Life For the first time last night I sang karaoke. I'd always said that I was going to wait until I went to Tokyo to real karoke bar but for some reason (possibly because of the caffiene I was layering onto alcohol) I felt like it was something I needed to get out of my system. Do it, get it over with ready for next time I might need to do it properly. Blakes in the city centre would be the venue for this escapade. I initially tried to shout my choice across to the DJ. He order me to write it down with my name. I gave him my full name (and my general fear of authority figures probably means I would have also given him a serial number if I had one) which he then read out as my time came.

I broke the first rule of karoke and picked a song were I didn't really know the verses. Somewhat optimistically (and ironically) I chose Carly Simon's 'You're So Vain'. As I stepped up onto the tiny stage I realised that in fact this was the perfect time to do this because no one was particularly paying attention. They were too busy drinking and laughing and absorbed in a game of pool. A friend would later remark that my interpretation of the first verse was 'Shatneresque'. He wasn't wrong. I was awful. I only really found my feet in the section ... "clouds in my coffee, clouds in my coffee...and..." then into the chorus which I hammered with the resilience of Kurt Cobain's performance of 'Smells Like Teen Spirit' on Top of the Pops -- a monotone drawl only in tune in the same way that you sometimes image a pencil is when you tap it rhythmically against a desk. No beginners luck here. I stank up the place and was only too happy to leave the microphone behind. But the point was I hadn't felt the nerves I'd always expected and even in the mediocrity of the bridge I hadn't got embarassed. Was I naturally an exhibitionist or something else.

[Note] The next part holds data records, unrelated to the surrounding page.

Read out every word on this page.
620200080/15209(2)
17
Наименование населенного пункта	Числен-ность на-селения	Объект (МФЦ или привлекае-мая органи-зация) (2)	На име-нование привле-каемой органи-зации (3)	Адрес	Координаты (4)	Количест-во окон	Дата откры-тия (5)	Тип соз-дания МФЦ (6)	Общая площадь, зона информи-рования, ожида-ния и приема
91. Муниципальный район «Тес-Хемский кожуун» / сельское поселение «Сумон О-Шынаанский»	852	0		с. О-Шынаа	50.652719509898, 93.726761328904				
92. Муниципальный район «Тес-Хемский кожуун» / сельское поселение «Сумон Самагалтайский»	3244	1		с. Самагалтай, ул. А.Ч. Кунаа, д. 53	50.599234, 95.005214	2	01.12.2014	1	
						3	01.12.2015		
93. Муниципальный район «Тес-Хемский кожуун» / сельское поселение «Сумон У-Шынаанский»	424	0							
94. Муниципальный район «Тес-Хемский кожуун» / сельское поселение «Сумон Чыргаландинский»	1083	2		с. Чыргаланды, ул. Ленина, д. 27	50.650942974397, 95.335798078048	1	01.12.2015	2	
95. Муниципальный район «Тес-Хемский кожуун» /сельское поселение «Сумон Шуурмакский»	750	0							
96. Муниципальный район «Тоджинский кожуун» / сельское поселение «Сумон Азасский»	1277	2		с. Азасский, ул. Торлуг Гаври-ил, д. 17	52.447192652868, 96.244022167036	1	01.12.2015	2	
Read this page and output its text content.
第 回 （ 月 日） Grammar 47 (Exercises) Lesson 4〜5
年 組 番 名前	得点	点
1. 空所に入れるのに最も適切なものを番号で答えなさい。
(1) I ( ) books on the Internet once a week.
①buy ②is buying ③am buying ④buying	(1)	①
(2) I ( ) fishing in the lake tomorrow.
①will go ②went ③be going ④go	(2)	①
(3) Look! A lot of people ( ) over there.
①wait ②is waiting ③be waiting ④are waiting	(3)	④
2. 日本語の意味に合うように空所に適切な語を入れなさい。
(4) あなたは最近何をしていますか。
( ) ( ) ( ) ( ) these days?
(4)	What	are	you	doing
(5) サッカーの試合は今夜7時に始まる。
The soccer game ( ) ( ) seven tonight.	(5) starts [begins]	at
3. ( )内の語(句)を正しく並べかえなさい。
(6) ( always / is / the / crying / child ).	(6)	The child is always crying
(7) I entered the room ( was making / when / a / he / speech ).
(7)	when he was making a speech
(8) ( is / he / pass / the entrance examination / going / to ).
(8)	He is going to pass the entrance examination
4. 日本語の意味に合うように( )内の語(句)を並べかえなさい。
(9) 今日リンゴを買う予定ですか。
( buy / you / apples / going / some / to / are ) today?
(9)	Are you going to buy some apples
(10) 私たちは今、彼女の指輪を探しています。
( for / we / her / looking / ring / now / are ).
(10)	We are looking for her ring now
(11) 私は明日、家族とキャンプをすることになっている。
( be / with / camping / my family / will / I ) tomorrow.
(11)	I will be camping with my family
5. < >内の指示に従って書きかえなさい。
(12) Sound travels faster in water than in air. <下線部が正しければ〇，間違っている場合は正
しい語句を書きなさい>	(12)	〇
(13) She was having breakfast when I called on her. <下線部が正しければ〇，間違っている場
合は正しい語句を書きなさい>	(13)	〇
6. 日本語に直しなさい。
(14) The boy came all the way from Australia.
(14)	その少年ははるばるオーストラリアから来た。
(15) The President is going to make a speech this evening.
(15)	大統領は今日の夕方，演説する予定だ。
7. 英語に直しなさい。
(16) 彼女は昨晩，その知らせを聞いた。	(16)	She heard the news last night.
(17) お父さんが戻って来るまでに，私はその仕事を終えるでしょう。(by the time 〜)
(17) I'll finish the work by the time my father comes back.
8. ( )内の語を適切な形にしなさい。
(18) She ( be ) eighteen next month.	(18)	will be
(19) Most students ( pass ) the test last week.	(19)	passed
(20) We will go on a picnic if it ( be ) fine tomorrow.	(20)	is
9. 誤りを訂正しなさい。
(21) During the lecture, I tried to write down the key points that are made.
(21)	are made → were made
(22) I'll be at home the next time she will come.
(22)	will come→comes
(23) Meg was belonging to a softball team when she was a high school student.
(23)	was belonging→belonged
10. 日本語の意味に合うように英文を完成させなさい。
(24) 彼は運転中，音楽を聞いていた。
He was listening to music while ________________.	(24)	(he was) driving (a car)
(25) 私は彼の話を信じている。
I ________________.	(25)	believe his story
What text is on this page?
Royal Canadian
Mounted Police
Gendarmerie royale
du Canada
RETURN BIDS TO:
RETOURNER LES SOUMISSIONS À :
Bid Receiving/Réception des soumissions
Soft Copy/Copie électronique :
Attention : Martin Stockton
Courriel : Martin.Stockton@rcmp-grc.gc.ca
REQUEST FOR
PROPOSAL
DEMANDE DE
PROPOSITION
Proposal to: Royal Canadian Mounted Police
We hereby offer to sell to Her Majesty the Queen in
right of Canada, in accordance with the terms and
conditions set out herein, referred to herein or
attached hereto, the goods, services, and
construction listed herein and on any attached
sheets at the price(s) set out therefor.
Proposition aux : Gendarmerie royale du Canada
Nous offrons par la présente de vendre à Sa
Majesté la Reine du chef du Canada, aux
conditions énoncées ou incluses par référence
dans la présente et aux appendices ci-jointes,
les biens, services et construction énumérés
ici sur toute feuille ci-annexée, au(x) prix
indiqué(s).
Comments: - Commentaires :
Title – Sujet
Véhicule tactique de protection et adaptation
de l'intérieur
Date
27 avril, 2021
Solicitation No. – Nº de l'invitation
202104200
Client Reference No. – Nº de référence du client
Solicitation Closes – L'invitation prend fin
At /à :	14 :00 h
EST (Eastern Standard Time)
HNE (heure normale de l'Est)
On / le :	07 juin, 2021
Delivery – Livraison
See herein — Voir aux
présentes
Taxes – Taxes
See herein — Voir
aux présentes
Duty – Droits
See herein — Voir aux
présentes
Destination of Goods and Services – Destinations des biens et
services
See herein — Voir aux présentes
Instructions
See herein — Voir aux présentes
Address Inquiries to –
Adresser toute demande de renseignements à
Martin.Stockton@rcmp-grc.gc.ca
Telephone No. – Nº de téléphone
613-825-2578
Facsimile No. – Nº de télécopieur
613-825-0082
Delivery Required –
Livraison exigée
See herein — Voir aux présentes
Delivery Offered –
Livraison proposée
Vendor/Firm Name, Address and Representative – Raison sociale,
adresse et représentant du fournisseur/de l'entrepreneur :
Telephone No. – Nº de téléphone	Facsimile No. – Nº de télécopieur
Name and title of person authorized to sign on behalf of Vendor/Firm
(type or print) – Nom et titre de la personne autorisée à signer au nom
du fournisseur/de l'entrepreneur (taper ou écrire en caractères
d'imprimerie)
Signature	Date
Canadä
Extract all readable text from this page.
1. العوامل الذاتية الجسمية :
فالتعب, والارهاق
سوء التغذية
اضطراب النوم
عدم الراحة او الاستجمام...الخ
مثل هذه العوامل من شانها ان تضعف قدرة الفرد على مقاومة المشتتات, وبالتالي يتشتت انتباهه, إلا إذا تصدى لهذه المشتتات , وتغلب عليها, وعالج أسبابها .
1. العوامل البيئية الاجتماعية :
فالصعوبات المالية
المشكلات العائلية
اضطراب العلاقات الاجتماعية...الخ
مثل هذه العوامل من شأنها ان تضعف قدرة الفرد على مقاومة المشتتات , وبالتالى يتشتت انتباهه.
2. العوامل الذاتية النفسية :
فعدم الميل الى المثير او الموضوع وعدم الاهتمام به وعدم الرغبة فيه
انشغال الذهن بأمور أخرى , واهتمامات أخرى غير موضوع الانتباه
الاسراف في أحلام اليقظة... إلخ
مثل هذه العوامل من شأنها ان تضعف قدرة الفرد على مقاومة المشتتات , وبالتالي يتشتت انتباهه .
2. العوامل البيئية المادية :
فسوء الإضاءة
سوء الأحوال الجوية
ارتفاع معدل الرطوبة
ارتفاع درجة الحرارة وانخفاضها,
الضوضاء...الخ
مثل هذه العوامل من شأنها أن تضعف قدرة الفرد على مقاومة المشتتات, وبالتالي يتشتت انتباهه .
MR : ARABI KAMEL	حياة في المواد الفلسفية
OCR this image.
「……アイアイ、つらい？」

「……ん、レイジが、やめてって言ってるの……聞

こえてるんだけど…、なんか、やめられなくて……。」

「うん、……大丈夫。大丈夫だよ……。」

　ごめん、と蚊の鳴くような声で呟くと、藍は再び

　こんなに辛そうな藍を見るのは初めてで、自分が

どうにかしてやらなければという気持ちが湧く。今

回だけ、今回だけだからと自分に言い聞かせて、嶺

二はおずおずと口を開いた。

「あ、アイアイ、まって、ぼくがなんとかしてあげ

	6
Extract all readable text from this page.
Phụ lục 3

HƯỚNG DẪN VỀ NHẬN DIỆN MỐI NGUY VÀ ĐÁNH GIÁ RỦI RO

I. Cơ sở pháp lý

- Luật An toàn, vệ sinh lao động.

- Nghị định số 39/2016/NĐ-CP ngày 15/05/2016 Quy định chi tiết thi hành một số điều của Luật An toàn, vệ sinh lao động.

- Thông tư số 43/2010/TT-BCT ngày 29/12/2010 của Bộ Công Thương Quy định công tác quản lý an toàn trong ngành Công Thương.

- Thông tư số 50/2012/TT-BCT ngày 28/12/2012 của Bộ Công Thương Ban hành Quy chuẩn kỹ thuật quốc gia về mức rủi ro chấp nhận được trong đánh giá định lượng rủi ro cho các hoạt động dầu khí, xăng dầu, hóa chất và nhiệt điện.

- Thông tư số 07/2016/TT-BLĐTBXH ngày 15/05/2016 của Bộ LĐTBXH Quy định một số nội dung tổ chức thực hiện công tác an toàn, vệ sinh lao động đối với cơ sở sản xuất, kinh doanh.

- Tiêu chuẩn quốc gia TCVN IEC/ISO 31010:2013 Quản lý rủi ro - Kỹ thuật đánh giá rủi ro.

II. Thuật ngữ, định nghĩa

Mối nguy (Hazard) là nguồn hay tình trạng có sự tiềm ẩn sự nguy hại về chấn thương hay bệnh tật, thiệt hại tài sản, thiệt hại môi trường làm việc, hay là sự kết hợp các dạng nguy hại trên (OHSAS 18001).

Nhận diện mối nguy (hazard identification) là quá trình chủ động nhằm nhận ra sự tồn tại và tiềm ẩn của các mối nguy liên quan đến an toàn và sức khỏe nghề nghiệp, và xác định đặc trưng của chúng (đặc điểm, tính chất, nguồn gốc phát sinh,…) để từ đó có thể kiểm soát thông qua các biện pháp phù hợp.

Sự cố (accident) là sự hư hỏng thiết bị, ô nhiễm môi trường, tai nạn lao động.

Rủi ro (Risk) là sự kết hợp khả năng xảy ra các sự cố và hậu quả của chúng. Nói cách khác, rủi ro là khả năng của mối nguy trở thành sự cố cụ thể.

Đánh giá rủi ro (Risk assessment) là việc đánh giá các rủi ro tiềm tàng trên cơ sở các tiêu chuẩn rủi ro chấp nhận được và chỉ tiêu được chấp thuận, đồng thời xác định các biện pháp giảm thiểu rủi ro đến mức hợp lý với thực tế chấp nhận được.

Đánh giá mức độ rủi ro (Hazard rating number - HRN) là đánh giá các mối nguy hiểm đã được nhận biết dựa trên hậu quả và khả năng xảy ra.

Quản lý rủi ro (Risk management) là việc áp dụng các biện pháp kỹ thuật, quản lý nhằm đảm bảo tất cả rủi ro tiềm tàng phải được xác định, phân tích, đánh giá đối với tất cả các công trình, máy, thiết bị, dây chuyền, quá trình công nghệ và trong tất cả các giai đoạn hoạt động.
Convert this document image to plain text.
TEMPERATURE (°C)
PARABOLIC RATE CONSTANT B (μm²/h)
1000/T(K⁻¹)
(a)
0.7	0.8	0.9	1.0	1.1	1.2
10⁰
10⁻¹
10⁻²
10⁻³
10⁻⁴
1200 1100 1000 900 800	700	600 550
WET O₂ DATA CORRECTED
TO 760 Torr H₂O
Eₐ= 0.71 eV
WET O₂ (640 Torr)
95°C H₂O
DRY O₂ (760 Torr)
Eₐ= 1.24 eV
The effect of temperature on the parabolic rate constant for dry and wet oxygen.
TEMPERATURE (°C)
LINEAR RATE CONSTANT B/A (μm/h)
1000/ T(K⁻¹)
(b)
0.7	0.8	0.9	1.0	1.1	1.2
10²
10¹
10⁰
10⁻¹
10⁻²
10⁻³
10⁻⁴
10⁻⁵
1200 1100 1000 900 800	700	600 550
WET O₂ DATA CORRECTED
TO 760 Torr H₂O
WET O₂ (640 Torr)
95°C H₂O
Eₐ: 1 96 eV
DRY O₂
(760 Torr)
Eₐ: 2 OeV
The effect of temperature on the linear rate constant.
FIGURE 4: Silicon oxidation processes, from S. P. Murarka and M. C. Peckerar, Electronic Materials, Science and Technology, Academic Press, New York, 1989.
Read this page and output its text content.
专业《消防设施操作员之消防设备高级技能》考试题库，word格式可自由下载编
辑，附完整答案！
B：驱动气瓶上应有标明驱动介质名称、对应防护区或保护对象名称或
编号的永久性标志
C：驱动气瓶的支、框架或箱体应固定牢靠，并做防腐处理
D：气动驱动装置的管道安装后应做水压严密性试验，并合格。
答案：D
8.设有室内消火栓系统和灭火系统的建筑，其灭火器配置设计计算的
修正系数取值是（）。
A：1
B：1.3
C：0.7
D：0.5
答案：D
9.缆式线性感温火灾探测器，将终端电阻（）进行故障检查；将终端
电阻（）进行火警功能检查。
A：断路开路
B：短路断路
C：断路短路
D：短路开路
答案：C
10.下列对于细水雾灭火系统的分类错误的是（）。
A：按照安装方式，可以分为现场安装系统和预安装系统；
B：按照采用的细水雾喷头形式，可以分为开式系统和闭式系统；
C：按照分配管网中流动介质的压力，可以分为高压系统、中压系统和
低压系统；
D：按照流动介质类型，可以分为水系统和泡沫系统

I wanted to go again. After someone worked their way through ten minutes or so of the Don McLain version of American Pie (which had the added bonus for the rest of us of actually getting to read the words for a change) and my friends had given the The Proclaimers a run for their money I stepped back up on stage and to the same indifference which had greeted my first appearance I began the meal that is Alanis Morissette's Ironic. This time I was going to do something I already knew, inside out, back to front, sideways. I knew the ticks, the grinds, even the improvisations from the live version. No reading the words this time I went at it full pelt and I knew were everything was supposed to go. Yes, I was still flat, the fluidity I thought I had in the shower totally imagined, and frankly it wasn't me but an interpretation of Alanis with my favourite bits of one of her live versions thrown in, but it was all there. I was fearless, even at the point in the song which says 'Like meeting the man of your dreams then meeting his beautiful wife'. I even did a bit of the Alanis wobbled, my eyes closed my hand closed into a fiost. This time I understood what karoke was about -- for a few brief moments, you're the star no matter how awful you are. People clapped at the end this time. Although it could have been because I was the last person to perform and they were glad it was over. I don't care.